Повернулся к Виктору.
– Привет от крестника.
Холодно сказал, без выразительности.
– Ему тоже, – кивнул Виктор, возвращая отодвинутое в недействительность.
Хотел еще добавить, но вовремя осадил – не нарывайся, и так более чем достаточно.
Леонид продолжал еще что-то говорить, передал привет, отошел – личное, недолго, потому что люди вокруг и пора отправляться, остальное по возвращении, все дела потом, словно не наговорились до этого.
Успокоилось. Однако, холод остался, пронизывая насквозь.
Сердце начало остывать, сбавило обороты, и он устыдился своего страха за себя, за жену, дочь, которые остались бы одни, без него, но прежде за себя, потому что случилось против собственной воли, вразрез своему пониманию. Сел возле окна, рядом сел холод, плотно прижимаясь локтем, но отодвинуться было некуда, пришлось изворачиваться, чтобы хоть как-то оставалось удобно, сложить руки и обхватить их одна другую, принудительно удерживая.

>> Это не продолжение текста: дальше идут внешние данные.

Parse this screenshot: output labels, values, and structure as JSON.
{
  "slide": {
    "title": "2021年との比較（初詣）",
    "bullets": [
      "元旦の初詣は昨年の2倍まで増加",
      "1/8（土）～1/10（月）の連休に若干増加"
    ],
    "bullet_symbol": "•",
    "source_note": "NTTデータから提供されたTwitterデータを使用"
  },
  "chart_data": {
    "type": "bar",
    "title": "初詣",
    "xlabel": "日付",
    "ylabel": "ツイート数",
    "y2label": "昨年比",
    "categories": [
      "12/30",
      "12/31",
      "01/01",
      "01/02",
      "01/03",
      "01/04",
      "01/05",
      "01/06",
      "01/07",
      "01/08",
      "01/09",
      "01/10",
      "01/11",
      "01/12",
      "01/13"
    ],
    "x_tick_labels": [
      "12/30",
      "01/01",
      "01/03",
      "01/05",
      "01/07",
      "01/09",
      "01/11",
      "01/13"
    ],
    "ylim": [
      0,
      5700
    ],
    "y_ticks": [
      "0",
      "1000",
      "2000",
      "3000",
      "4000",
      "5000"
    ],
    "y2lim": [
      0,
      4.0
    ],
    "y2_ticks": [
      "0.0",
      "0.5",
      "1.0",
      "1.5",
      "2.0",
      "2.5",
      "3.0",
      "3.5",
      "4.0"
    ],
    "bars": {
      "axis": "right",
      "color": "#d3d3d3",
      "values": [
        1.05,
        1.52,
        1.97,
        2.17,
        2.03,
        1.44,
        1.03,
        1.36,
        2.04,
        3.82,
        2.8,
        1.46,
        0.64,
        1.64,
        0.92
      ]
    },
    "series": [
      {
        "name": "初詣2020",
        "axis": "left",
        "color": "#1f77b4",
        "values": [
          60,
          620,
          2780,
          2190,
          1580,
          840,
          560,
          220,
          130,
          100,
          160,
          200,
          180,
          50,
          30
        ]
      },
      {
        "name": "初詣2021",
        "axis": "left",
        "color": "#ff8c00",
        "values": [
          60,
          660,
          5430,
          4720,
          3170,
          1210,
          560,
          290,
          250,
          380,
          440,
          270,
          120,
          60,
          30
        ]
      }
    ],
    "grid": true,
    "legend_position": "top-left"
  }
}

Он долго, как ему казалось, блуждал между палаток с надписями городов и кучек людей, пока нашел ее возле входных высоких тяжелых дверей с резными ручками, почти не закрывавшихся от постоянного хождения туда-сюда людей со странными лицами – эта странность выражалась в каком-то возбуждении, горящих взглядах, электрическом заряде, витающем вокруг них. Пока он шел, заметил палатку с табличкой «Донецк», покрутил головой, пытаясь найти примету, по которой можно было бы потом найти, никого не было рядом, и он даже заглянул в распахнутые наполовину полы, углами притороченные к углам, внутри было темно и сыро, не топлено, «конечно, никто не стремится остаться внутри», – подумал он, почти забыв цель своих исканий, а всюду были одинаковые предметы окружения, похожие друг на друга люди, которые если и не перемещались, то ничем не выделялись между собой, и в конце концов Виктор оставил эту затею, приняв решение просто спросить или поискать в этом не слишком большом таборе уголок.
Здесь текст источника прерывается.